The Indian currency, over the past years, has been falling in value against the dollar for several reasons. The exchange rate is a critical factor for comparing the country's competitiveness with other economies. Some other measures include the growth rates of GVA and GDP and even some high-frequency data like automobile sales.
What Are Exchange Rates & How Are They Determined?
The exchange rate is the price of a currency in relation to another. A currency's exchange rate with respect to the other represents the relative demand among the holders of the two currencies.
This demand, in turn, is dependent on the supply and demand in the economies. As every country interacts with others, it has an Exchange Rate Management system to see the movement of its currency relative to others.
The Objective of Exchange Rate Management
Currencies are bought and sold in the foreign exchange market. Buyers and sellers include commercial banks, foreign exchange brokers, students, central banks, and firms. The Exchange Rate Management system works through the efforts of the market players.
Exchange Rate Management objectives include ensuring that the economic fundamentals of the country reflect accurately through the currency's external value, reducing the volatility in exchange rates, and maintaining a sufficient level of foreign exchange reserves to handle external currency shocks.

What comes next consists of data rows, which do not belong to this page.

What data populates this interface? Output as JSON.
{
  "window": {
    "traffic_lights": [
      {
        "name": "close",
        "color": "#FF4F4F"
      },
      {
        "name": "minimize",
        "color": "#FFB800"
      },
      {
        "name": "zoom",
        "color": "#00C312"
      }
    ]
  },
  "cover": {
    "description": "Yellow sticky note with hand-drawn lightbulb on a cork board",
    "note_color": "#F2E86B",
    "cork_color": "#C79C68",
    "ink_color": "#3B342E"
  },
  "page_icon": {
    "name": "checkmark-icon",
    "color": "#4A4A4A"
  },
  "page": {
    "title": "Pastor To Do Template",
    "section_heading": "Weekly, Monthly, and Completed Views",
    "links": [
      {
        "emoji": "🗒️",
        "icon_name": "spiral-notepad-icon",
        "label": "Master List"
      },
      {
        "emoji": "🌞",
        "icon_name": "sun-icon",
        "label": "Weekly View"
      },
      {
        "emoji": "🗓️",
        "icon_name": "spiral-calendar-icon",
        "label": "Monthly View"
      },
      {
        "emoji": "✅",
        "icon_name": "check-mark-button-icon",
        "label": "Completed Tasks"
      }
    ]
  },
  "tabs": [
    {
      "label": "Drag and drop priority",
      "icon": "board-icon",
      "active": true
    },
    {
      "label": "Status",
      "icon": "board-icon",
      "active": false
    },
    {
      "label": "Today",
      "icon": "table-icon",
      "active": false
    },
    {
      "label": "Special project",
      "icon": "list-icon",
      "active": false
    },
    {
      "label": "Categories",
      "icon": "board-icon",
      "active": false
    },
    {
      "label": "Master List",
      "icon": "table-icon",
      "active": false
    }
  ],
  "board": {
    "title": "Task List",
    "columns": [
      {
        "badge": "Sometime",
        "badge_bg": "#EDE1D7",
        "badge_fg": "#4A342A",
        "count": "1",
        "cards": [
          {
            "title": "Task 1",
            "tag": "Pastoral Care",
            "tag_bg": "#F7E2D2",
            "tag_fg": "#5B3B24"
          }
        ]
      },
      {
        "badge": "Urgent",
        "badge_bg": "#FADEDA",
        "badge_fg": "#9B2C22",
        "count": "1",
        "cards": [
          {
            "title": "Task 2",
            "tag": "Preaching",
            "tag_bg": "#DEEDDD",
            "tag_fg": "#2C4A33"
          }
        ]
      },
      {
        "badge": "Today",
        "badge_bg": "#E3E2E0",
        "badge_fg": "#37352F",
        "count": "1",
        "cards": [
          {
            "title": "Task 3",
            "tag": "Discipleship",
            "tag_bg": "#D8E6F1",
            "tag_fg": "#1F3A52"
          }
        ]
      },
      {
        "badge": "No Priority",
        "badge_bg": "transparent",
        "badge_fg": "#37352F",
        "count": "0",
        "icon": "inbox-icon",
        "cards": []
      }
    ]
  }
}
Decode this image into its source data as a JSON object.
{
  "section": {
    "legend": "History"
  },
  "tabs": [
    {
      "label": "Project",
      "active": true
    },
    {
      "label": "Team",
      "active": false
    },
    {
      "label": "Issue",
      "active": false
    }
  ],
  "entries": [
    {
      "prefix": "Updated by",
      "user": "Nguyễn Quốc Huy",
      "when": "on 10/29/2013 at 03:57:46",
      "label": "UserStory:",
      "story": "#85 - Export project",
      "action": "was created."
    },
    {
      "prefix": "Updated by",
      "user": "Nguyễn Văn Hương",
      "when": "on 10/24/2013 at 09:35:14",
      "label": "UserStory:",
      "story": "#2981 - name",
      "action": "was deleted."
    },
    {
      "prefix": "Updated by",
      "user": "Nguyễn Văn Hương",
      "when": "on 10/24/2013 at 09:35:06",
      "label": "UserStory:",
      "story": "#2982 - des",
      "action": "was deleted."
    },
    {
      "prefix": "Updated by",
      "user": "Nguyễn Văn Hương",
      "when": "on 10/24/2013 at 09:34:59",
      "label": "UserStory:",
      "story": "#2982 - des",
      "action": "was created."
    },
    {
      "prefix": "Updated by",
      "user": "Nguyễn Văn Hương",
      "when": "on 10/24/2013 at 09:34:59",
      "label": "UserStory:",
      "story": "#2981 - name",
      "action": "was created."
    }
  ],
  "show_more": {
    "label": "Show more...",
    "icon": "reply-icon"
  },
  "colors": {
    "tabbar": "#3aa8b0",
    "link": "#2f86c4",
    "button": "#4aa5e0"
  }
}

History of Exchange Rate Management In India
The Exchange Rate Management in India has gone through several changes ever since its independence. It has transformed from a fixed-rate regime to the current market-determined exchange rate system.
Under the liberalized Exchange Rate Management System, a dual exchange rate is fixed under which 40% of the earnings are surrendered at the official rate while the other 60% is to be converted at a market-determined exchange rate. India has two kinds of foreign exchange markets - Spot Market & Forward Market.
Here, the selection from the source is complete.